There were a few rusted paint cans and some piled plaster or drywall in the
corner.
    An old house ? More likely a
shed.
    Whatever it had
once been, it was now surrounded by water.
    She stood on
shaky legs and put a hand to her eyes to block the sunlight. An expanse of
slow-moving water contained the crumbling ruins on every side.
    She picked up
movement from the corner of her eye. Something swirled in the water, a
graceful, languid movement, and she watched in horror as a little trail of
bubbles cut a seam down the canal’s surface. Two minutes later, the reptile’s
head surfaced.
    It blinked a
golden eye—cold and indifferent—and watched her from afar.
    “Jesus,” she
hissed. She knew the creature well. She’d actually enjoyed watching
gators in the canal behind their house in Cape Coral. The little ones used to
snap at dragonflies when they were feeling frisky.
    There was
another swirl, now off to her right. This one had three inches between its
nostrils.
    Christ, they
were big!
    The island was
tiny and sparsely vegetated. She couldn’t imagine the place had ever been a
home, but somebody had used it. She supposed it had been an outbuilding
of some sort. She was in the process of finding something with which to arm
herself—a stick, a shovel, something —when a piercing howl cut through
the humid stillness.
    She recognized
the voice immediately.
    “Mike? Mike,
where are you?”
    He screamed
again, the sound chilling her to the bone, and that’s when Vivian noticed the
iPad.
    One eye on the
behemoths in the canal, she went over to it and picked it up.
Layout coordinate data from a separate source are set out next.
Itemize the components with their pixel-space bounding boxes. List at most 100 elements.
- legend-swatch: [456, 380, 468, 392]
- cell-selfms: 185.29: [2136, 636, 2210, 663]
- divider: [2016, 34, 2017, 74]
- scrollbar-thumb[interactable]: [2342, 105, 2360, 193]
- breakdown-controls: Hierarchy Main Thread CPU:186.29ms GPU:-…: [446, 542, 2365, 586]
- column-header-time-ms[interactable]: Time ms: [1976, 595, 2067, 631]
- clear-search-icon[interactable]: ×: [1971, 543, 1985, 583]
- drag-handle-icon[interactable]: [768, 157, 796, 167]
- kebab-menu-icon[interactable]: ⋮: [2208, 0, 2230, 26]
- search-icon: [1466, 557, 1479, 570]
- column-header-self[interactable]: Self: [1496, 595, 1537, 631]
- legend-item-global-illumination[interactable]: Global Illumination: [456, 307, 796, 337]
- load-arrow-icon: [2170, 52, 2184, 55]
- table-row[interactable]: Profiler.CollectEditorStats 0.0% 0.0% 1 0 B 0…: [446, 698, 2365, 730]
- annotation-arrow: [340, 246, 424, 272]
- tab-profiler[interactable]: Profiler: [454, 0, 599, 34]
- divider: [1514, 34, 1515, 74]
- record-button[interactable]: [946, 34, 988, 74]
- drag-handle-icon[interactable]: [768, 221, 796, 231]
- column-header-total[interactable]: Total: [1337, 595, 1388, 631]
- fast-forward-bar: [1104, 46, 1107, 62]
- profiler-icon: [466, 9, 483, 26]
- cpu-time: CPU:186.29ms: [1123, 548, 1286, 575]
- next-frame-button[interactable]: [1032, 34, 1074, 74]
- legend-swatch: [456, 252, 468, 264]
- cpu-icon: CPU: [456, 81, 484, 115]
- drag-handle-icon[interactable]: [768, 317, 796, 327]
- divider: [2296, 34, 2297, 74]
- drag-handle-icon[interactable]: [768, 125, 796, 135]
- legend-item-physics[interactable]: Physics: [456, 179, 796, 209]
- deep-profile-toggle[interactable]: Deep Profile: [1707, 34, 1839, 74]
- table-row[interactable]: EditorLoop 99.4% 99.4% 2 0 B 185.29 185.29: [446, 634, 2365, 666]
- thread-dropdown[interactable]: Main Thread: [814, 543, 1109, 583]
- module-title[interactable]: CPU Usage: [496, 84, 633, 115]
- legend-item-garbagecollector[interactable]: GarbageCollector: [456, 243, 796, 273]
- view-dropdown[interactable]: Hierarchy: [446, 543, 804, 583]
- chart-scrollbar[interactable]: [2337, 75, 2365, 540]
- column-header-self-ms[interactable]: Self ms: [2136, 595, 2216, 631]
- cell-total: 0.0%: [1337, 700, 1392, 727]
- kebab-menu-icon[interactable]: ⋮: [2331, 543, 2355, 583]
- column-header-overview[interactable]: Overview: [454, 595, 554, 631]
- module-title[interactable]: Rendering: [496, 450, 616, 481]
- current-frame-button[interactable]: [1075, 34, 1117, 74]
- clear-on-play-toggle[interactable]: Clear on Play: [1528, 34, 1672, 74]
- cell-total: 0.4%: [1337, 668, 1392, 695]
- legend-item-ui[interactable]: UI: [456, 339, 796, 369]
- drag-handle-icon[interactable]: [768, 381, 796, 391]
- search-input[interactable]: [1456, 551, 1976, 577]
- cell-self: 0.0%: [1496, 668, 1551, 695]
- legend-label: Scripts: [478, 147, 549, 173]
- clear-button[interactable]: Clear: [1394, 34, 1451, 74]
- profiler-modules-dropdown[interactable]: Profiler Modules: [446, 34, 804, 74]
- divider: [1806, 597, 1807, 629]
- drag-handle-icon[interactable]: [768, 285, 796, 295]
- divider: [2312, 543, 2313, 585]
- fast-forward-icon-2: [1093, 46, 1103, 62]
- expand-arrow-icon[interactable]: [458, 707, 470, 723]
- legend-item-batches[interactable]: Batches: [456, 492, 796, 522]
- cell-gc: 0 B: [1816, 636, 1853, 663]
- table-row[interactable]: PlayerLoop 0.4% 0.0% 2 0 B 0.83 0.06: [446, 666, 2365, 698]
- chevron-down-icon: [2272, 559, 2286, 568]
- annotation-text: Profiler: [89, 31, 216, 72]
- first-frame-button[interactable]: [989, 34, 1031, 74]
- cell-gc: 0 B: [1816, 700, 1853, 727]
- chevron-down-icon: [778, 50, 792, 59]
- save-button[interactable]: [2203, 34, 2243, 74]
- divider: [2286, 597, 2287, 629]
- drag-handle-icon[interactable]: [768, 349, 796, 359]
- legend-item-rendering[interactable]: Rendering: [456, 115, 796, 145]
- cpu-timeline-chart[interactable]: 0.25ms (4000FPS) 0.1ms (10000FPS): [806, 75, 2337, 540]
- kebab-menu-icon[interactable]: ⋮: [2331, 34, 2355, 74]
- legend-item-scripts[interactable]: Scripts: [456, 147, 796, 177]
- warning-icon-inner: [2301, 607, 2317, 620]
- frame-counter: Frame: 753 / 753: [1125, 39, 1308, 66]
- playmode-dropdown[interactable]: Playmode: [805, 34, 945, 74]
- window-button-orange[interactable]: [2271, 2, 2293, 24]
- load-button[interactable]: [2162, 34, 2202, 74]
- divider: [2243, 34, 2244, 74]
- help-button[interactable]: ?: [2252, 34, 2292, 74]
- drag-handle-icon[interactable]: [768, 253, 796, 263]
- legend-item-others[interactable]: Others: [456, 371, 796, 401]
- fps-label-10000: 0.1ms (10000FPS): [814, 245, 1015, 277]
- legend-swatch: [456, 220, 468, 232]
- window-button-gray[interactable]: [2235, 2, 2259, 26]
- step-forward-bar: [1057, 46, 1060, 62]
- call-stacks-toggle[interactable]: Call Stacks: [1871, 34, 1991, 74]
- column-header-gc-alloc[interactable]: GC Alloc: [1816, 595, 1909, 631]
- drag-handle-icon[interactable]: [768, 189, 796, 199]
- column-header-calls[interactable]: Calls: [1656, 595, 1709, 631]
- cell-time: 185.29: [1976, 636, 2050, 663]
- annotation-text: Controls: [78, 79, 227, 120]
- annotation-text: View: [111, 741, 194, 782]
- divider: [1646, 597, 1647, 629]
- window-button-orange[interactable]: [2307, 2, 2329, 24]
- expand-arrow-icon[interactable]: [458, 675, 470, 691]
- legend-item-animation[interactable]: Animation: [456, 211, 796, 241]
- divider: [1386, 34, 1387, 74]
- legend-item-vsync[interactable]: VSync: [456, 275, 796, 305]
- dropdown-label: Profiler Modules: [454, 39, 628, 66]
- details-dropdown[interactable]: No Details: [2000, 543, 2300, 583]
    Miguel had been strapped
into a metal folding chair. He was stripped to the waist, his torso covered in
what looked, through the slightly blurred camera lens, like legions of angry
welts. They covered his torso and shoulders, and there were a few on his neck
and cheeks.
    There was a
sudden flicker on the screen and he loosed another terrible cry.
    “Just waking him
up,” Terri said, her tone cheerful. Her face filled the screen, and Vivian’s
stomach lurched. Her knees weakened, she was so frightened by the expression on
the woman’s face.
    Terri James
looked insane.
    Her face
disappeared as she moved the camera. There was a dizzying moment of vertigo,
and then Vivian saw it. It took her a moment to make sense of what she was
seeing.
    It was coated
with blood, and a tiny strip of torn skin dangled from the tip.